Mme de Graffigny est invitée à Demange-aux-Eaux chez Mme de Stainville. En plus de supporter son hôtesse, très désagréable selon elle, elle ressent une terrible rage de dents et raconte avec beaucoup de détails cet épisode douloureux dans sa correspondance adressée à son ami François Devaux, dit Panpan.
Le lundi matin [27 octobre 1738]
Bonjour, mon ami, je ne saurai toucher mon ecritoire sans que tu t’en apercoive. Il faut toujours que je comence par toi. En te quittant hier au soir j’eu une rage qui me dura deux heures. Peste! quelle douleur que la douleur de dent! Je ne savois que faire. J’emplis ma bouche d’eau de lavande, qui m’a brulé le palais et la langue de façon qu’il en tombe des peau. Ma nuit a été assés tranquille, mais je sors d’un accès de douleur comme celui d’hier a cause que j’ai pris mon caffée. Il me faut donc devenir ange, car je ne soufre ny chaut ny froit. J’ai la joue enflée ce matin. J’espere que la fluction est dans son fort et qu’elle diminuera.
Mes dents vont mieux depuis la sueur et je n’ai pas mal a la tete.
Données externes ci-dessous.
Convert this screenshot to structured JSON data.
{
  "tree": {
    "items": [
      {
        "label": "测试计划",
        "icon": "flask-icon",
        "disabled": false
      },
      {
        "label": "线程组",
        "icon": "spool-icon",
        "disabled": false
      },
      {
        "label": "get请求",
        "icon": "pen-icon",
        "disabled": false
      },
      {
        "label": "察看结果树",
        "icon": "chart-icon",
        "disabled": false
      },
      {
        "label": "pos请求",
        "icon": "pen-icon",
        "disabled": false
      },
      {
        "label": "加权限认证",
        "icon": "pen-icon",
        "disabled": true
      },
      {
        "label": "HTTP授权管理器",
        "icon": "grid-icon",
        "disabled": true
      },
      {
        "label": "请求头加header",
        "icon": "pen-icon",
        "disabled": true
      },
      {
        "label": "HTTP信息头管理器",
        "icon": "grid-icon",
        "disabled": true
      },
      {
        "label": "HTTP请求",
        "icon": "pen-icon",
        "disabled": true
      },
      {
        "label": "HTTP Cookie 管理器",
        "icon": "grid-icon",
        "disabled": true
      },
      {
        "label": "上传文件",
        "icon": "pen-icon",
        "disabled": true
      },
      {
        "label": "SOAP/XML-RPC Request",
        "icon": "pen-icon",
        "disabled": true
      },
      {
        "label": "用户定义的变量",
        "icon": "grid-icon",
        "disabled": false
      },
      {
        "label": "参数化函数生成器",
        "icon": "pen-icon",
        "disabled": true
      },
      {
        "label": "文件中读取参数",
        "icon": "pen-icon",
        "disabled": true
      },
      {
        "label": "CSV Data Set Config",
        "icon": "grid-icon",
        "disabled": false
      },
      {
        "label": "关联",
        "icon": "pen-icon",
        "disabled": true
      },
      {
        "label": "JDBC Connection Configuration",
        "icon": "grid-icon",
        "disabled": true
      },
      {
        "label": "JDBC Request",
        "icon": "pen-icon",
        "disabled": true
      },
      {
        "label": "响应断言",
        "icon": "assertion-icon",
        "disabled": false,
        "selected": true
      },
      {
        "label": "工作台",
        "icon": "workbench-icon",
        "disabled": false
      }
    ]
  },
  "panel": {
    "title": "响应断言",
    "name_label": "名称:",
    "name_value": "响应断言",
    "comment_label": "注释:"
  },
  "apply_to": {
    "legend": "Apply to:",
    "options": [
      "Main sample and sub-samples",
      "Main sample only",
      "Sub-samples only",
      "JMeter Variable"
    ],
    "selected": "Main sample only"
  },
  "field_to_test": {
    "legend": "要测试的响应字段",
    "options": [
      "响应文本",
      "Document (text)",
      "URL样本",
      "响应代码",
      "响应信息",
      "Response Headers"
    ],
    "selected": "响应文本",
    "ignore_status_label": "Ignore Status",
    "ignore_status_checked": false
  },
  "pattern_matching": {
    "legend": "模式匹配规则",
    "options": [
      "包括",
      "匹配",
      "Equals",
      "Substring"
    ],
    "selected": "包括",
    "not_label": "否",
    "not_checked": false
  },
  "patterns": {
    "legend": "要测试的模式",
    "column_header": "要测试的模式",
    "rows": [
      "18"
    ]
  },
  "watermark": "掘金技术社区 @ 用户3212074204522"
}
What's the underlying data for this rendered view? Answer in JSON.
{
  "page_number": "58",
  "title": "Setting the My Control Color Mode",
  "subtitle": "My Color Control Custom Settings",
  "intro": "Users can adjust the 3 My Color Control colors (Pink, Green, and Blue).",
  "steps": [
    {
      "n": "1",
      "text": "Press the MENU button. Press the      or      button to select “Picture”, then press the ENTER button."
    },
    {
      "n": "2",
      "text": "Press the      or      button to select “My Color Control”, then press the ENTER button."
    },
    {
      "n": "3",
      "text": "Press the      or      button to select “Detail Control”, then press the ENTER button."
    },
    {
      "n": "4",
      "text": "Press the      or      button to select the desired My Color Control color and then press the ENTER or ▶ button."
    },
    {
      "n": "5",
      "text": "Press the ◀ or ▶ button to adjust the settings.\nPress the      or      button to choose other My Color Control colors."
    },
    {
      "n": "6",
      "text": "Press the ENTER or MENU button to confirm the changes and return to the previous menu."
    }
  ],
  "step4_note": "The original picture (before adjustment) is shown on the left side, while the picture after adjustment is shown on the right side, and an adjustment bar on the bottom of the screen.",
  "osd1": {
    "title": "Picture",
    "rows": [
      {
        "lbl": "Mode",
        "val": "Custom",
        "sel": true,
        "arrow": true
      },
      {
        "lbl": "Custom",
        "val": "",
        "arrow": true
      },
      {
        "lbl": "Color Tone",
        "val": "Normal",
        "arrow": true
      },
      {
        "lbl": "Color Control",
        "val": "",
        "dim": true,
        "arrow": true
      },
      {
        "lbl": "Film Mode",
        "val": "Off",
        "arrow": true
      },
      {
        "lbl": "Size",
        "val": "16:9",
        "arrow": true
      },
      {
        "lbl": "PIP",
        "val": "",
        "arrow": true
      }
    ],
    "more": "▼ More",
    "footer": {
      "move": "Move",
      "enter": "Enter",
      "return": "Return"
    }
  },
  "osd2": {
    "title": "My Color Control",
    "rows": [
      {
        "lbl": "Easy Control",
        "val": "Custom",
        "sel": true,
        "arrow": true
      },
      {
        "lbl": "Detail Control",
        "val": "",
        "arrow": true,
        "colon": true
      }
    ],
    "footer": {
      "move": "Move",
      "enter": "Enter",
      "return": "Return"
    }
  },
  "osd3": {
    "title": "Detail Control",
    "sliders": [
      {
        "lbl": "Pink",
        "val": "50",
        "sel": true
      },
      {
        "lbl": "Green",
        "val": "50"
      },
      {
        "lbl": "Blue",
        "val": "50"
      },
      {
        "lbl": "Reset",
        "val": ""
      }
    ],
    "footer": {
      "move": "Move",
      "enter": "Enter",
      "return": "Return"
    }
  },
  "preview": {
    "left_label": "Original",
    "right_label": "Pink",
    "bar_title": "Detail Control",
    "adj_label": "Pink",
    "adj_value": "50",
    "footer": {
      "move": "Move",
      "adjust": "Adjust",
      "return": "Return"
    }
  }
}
Dubois a lu tout le jour un conte de fée que nous avons lu ensemble, c’est Le Prince Titi. Le tems ou elle ne lisoit pas, j’etois a peu près comme les bêtes, sans penser. Je suis bien mieux ce soir. Je crois que le nerf qui me fait mal dans ma dent repond a tous les autres, car j’ai eu ces vilaines agitations que tu me connois, et mes saisissemens. Enfin, j’ai eu une vilaine journée, mais je suis si bien ce soir que j’espere qu’il n’y paroitra pas demain. Je cachete ma letre ce soir parce qu’on envoye demain chercher mon paquet. L’essence de canelle ou de gerofle arivera tout a propos. Bon soir, mon Penpichon, je te voudrois bien voir la, quel tan il soit, car il est minuit. Bonsoir, j’espere que je vais dormir.
Le mercredi 28 [octobre 1738], a six heures du soir
Ma lettre a eté imterompue par une bonne rage de dent. L’essence de gerofle a fait son effet, je reprends. Autre interuption, c’est mon hotesse qui a peur apparament que l’on ne se scandalise de ce qu’elle reste avec son hôte. Elle me l’a emmené. J’ai fait une si vilaine mine pendant une heure et demie qu’ils ont été ici qu’à la fin elle a bien vu que je souffrois. Ils vienent de sortir, mais j’ai encore bien mal au dent et le souper sonne. Bonsoir, mon ami, je meurs d’inquietude sur tous vous autres. Il n’y a de bonheur dans ce monde que de n’etre attachée a rien, moienant quoi je n’en espere point.
Le lundi soir [1 décembre 1738]
Ne sois pas en peine de ma dent, mon ami, elle est gatée. C’est une besogne toisée. J’ai encore de l’essence pour trois ans au moins. Je ne m’en sers qu’a bon esseyan, car cela les gate, je crois, encore plus. Si Mr La Tour [dentiste de Lunéville] l’avoit voulu me la plomber quand je lui dis, je ne jurerois pas tous les jours apres lui. Ma fluction va toujours, mais elle est traitable et ne m’enpeche que de dormir, ainci je la compte pour rien.